My whole family is sports impaired. Only one thing causes our competitive drive to shift out of neutral and into turbo: our health. It becomes a lot like a game show or a televised sporting event. There is no emcee, no audience, and no prize money, but the competition is weirdly fierce.
After a particularly good medical check-up, we post the test results on the refrigerator as if it were a grade school spelling test on which we got a big red A+ marked at the top. Even then we are not satisfied until we call the other members of the family and gloat.
After my check-up one year, I couldn’t wait to call Mom.
“My blood pressure was 138 over 80,” I said. “Top that!”
“Oh, yeah,” she countered, “I happen to have a sphygmo…sphigno…a blood pressure cuff right here (pump, pump, pump, hsss) and it reads 130 over 75. Ha!”
I was so upset over losing the blood pressure competition that I briefly considered calling her in the middle of the night every day for a month.
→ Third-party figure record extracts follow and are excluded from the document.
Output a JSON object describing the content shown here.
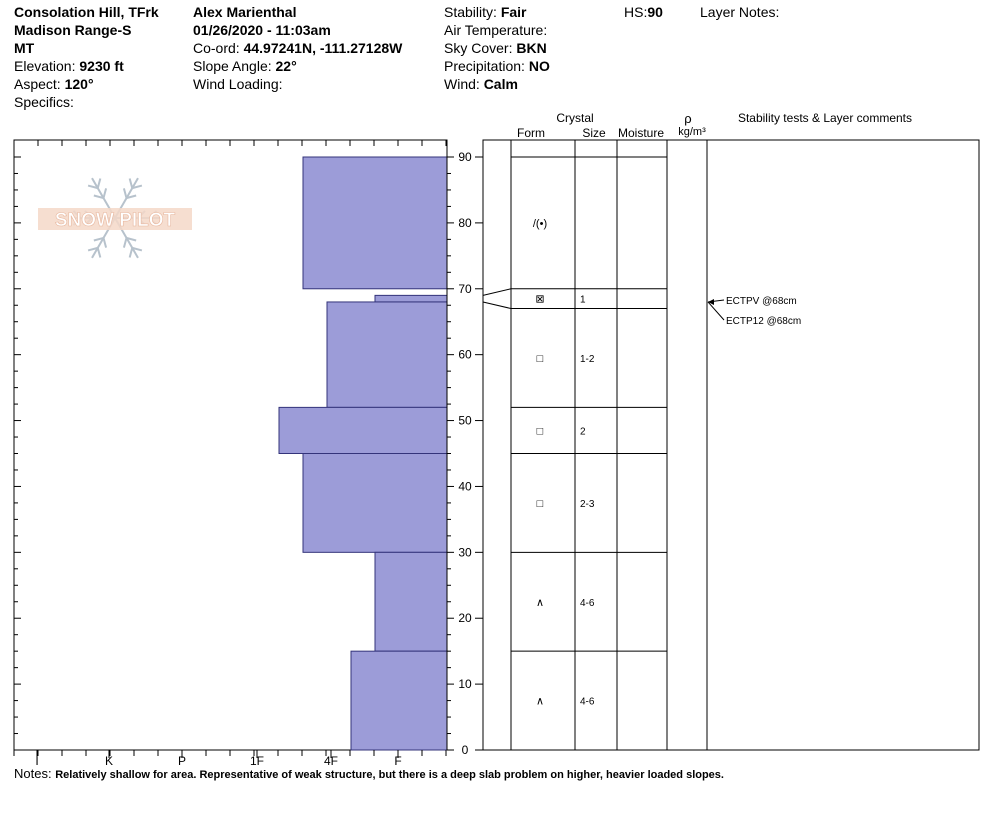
{
  "header": {
    "location": "Consolation Hill, TFrk",
    "range": "Madison Range-S",
    "state": "MT",
    "elevation_label": "Elevation:",
    "elevation_value": "9230 ft",
    "aspect_label": "Aspect:",
    "aspect_value": "120°",
    "specifics_label": "Specifics:",
    "observer": "Alex Marienthal",
    "datetime": "01/26/2020 - 11:03am",
    "coord_label": "Co-ord:",
    "coord_value": "44.97241N, -111.27128W",
    "slope_label": "Slope Angle:",
    "slope_value": "22°",
    "wind_loading_label": "Wind Loading:",
    "stability_label": "Stability:",
    "stability_value": "Fair",
    "air_temp_label": "Air Temperature:",
    "sky_label": "Sky Cover:",
    "sky_value": "BKN",
    "precip_label": "Precipitation:",
    "precip_value": "NO",
    "wind_label": "Wind:",
    "wind_value": "Calm",
    "hs_label": "HS:",
    "hs_value": "90",
    "layer_notes_label": "Layer Notes:"
  },
  "columns": {
    "crystal": "Crystal",
    "form": "Form",
    "size": "Size",
    "moisture": "Moisture",
    "rho": "ρ",
    "density_unit": "kg/m³",
    "stability_comments": "Stability tests & Layer comments"
  },
  "logo_text": "SNOW PILOT",
  "notes": {
    "label": "Notes:",
    "text": "Relatively shallow for area. Representative of weak structure, but there is a deep slab problem on higher, heavier loaded slopes."
  },
  "colors": {
    "bar_fill": "#9c9cd8",
    "bar_stroke": "#33337a",
    "logo": "#b7c2cc",
    "logo_text": "#f0c8b4"
  },
  "chart_data": {
    "type": "bar",
    "y_label": "",
    "ylim": [
      0,
      90
    ],
    "y_ticks": [
      0,
      10,
      20,
      30,
      40,
      50,
      60,
      70,
      80,
      90
    ],
    "hardness_categories": [
      "I",
      "K",
      "P",
      "1F",
      "4F",
      "F"
    ],
    "hardness_layers": [
      {
        "bottom": 70,
        "top": 90,
        "hardness": "4F"
      },
      {
        "bottom": 68,
        "top": 69,
        "hardness": "F"
      },
      {
        "bottom": 52,
        "top": 68,
        "hardness": "4F-"
      },
      {
        "bottom": 45,
        "top": 52,
        "hardness": "1F"
      },
      {
        "bottom": 30,
        "top": 45,
        "hardness": "4F"
      },
      {
        "bottom": 15,
        "top": 30,
        "hardness": "F"
      },
      {
        "bottom": 0,
        "top": 15,
        "hardness": "F+"
      }
    ],
    "crystal_layers": [
      {
        "bottom": 70,
        "top": 90,
        "form": "/(•)",
        "size": ""
      },
      {
        "bottom": 67,
        "top": 70,
        "form": "⊠",
        "size": "1"
      },
      {
        "bottom": 52,
        "top": 67,
        "form": "□",
        "size": "1-2"
      },
      {
        "bottom": 45,
        "top": 52,
        "form": "□",
        "size": "2"
      },
      {
        "bottom": 30,
        "top": 45,
        "form": "□",
        "size": "2-3"
      },
      {
        "bottom": 15,
        "top": 30,
        "form": "∧",
        "size": "4-6"
      },
      {
        "bottom": 0,
        "top": 15,
        "form": "∧",
        "size": "4-6"
      }
    ],
    "stability_tests": [
      {
        "label": "ECTPV @68cm",
        "depth": 68
      },
      {
        "label": "ECTP12 @68cm",
        "depth": 68
      }
    ]
  }
}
Once I had dragged her from the depths of her slumber, I’d shout, “Boo!” into the phone. I’ll bet the next time she saw her doctor, her blood pressure would be up at least 30 points.
Maybe I could sign her up for the Dessert of the Month Club. In the upcoming Glucose Level Finals, I might trounce her by at least 20 points.
In the event that one or more of us is ill or injured, the tournament rules abruptly change. The blue ribbon now goes to the family member who suffers most grievously. The game show becomes more of a Can You Top That Tragedy format.
Last fall when the flu swept through the area, my cousin called me daily for the next round of the game.
“I have a temperature of 102 degrees,” he croaked.
I returned the volley with a top-spinning back-hand.
“Oh, yeah, well my fever is so high that my head burst into flames and roasted our pet parakeet, who happened to be perched on my head at the time,” I responded.
(We are not above cheating in order to get the win. He lives really far away. How would he know?)
He lobbed the virtual ball back over the net with the comment, “I was so weak and dizzy that I stumbled and fell to the floor and caught my arm in the floor drain. I had to saw off my arm with a rusty Swiss Army knife. Gangrene set in and the entire limb is in an advanced state of decay. Game, set, and match!”
Darn! I had nothing to beat that, even if it likely was a gross exaggeration or maybe an outright lie.
I saw my chance to advance to the next round in the Top That Tragedy Tournament, (Grim Reaper Division) when I recently had some blood work down as part of my annual physical. According to my doctor, it showed elevated lipid levels and a “slightly fatty liver.”
Personally, I was thrilled to hear the adjective “slightly” in front of the word “fatty” in regard to any part of my body.
How would my doctor even know about my slightly fatty liver, unless she had me swallow one of those tiny cameras which pass through a person’s body and give medical technicians a good look at everything? Has anybody ever considered the fact that the camera must then exit the body? The last time I checked, there was only one way out of the digestive system. Ouch!
After a lifetime of hearing doctors harp at me about my weight, now I find that my liver needs to go on a diet. How do you put your liver on a diet? Who’s going to see it anyway?
My other internal organs probably are taunting my chubby liver with sing-song chants like, “fatty, fatty, two by ten, crowding out the abdomen” or “fatty, fatty, in a while, won’t produce your share of bile.” How humiliating for my poor liver.
So I signed up for an aerobics class. Maybe that will help. I don’t do anything at the class but stand there and listen to the thumping rhythm of the accompanying soundtrack, but believe me, my liver is sweatin’ to the oldies in there.
In a few short months, my liver should be so svelt that I expect to win the Miss Internal Organ 2020 competition.
I hope that my rhinestone tiara prize is more impressive than the one my sister won in the Pancreatic Princess Pageant of 2012.